El segundo título, Basura y luna, representa una vuelta a los escenarios provincianos de la infancia y cierra el círculo de una relación conflictiva que Orphée mantuvo con su provincia natal. La novela fue anunciada por la propia autora en 1977, en una entrevista con Alicia Dujovne Ortiz, en la que declaró: la provincia sí que es ambigua: por un lado los jazmines; por otra el mal de Chagas. Mi próxima novela estará basada en ese juego de aparentes opuestos y se llamará Basura y luna. Un error propagado por la web durante años la citaba como publicada, cuando en realidad se trataba de un proyecto en preparación. Escrita durante décadas, ya era anunciada como novela en preparación desde 1970, y regresa a un universo explorado en obras previas como Aire tan dulce (1966) y Dos veranos (1956), su primer libro, con el que realizó una audaz entrada en la escritura al elegir el punto de vista de un mestizo pobre, feo y humillado.

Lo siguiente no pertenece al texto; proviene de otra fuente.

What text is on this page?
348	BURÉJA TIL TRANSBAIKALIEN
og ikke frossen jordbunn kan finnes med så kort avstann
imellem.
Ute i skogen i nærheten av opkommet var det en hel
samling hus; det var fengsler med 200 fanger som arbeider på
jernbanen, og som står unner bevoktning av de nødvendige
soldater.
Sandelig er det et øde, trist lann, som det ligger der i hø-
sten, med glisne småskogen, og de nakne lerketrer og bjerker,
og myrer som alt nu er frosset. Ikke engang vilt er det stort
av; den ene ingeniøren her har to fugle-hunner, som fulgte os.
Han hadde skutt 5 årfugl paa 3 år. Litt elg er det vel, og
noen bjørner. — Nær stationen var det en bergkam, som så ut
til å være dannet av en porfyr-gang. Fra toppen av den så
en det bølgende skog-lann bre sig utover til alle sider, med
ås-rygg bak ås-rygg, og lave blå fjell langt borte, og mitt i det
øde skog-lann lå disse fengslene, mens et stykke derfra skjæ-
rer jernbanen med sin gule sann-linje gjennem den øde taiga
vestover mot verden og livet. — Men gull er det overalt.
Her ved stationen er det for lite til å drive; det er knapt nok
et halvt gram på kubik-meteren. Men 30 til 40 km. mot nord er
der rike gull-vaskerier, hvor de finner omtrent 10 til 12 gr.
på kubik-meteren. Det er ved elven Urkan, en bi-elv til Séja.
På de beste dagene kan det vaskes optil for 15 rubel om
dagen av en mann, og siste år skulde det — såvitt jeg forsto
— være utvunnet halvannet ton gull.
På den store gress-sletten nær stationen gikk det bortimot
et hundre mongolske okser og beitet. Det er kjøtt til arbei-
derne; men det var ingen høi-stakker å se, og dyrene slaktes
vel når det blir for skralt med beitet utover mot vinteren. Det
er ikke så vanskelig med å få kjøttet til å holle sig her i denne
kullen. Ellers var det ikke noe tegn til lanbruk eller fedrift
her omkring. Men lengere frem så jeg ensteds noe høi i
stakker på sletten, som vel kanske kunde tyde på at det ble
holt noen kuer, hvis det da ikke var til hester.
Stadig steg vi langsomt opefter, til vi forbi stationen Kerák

El contexto editorial que rodea estas publicaciones es igualmente significativo. En 2024, el Fondo de Cultura Económica incluyó en su célebre colección Tierra Firme el volumen Dos novelas, que reúne Aire tan dulce y La última conquista de El Ángel, en una edición trabajada junto a Guadalupe Valdez Fénik. El mismo sello prepara la publicación de los cuentos reunidos de la autora. Esta secuencia de reediciones confirma un proceso de recuperación que comenzó tímidamente en la última etapa de vida de Orphée y que hoy ha alcanzado plena madurez. El interés ha sido avalado por escritores como Leopoldo Brizuela y María Teresa Andruetto, quienes reivindicaron la singularidad de una obra que escapó a los criterios dominantes de su época. Andruetto señaló que lo interesante es el cruce que ella hace, la forma de mostrar la realidad en el cruce con la fantasía, con el realismo mágico o con el más puro realismo.

Las implicancias de esta doble publicación trascienden el plano meramente bibliográfico. La aparición de Amada Lesbia confirma que Orphée no solo incursionó en el territorio de la erótica, sino que lo hizo con una ambición histórica y lingüística poco común en la literatura argentina. El trabajo con el latín, la reconstrucción del contexto político de la República romana y la traducción de los poemas catulianos configuran un proyecto estético de altísima complejidad. Por su parte, Basura y luna permite cerrar la lectura del ciclo tucumano de su obra y observar de qué manera la autora procesó décadas de distancia geográfica y afectiva con su origen. La novela se convierte así en un testimonio de la lenta maduración de una escritora que entendía su provincia como un territorio de contradicciones irreconciliables.

En términos más amplios, el caso Orphée interpela los mecanismos de legitimación del campo literario argentino. Una autora elogiada por Cortázar y Pizarnik, becaria Guggenheim en 1989 y ganadora del Primer y Segundo Premio Municipal de novela con apenas dos años de diferencia, permaneció durante décadas al margen del circuito de lectores masivos. La secuencia de reediciones iniciada en el siglo XXI y coronada por estas dos publicaciones póstumas invita a reflexionar sobre cuántas obras fundamentales siguen aún ocultas en archivos personales esperando condiciones editoriales y críticas favorables.

El caso Orphée no se agota con estas dos novelas. Sus hijas desarchivaron borradores, originales, manuscritos, artículos periodísticos, reseñas, entrevistas y cartas personales que involucran a figuras como César Aira, Marosa di Giorgio y Wilcock. El material aún no ha sido explorado en su totalidad, lo que sugiere que podrían surgir nuevos hallazgos en los próximos años. Lo que queda claro es que la autora tucumana, extraña a los cánones de su tiempo, encontró en el siglo XXI las condiciones que en vida le fueron sistemáticamente negadas. La publicación simultánea de Amada Lesbia y Basura y luna no es un punto de llegada sino el inicio de una etapa de consolidación crítica que recién comienza a delinear el verdadero lugar de Orphée en la historia de la literatura en español.

Este artículo fue generado o asistido por inteligencia artificial dentro de un proyecto experimental de automatización de contenidos.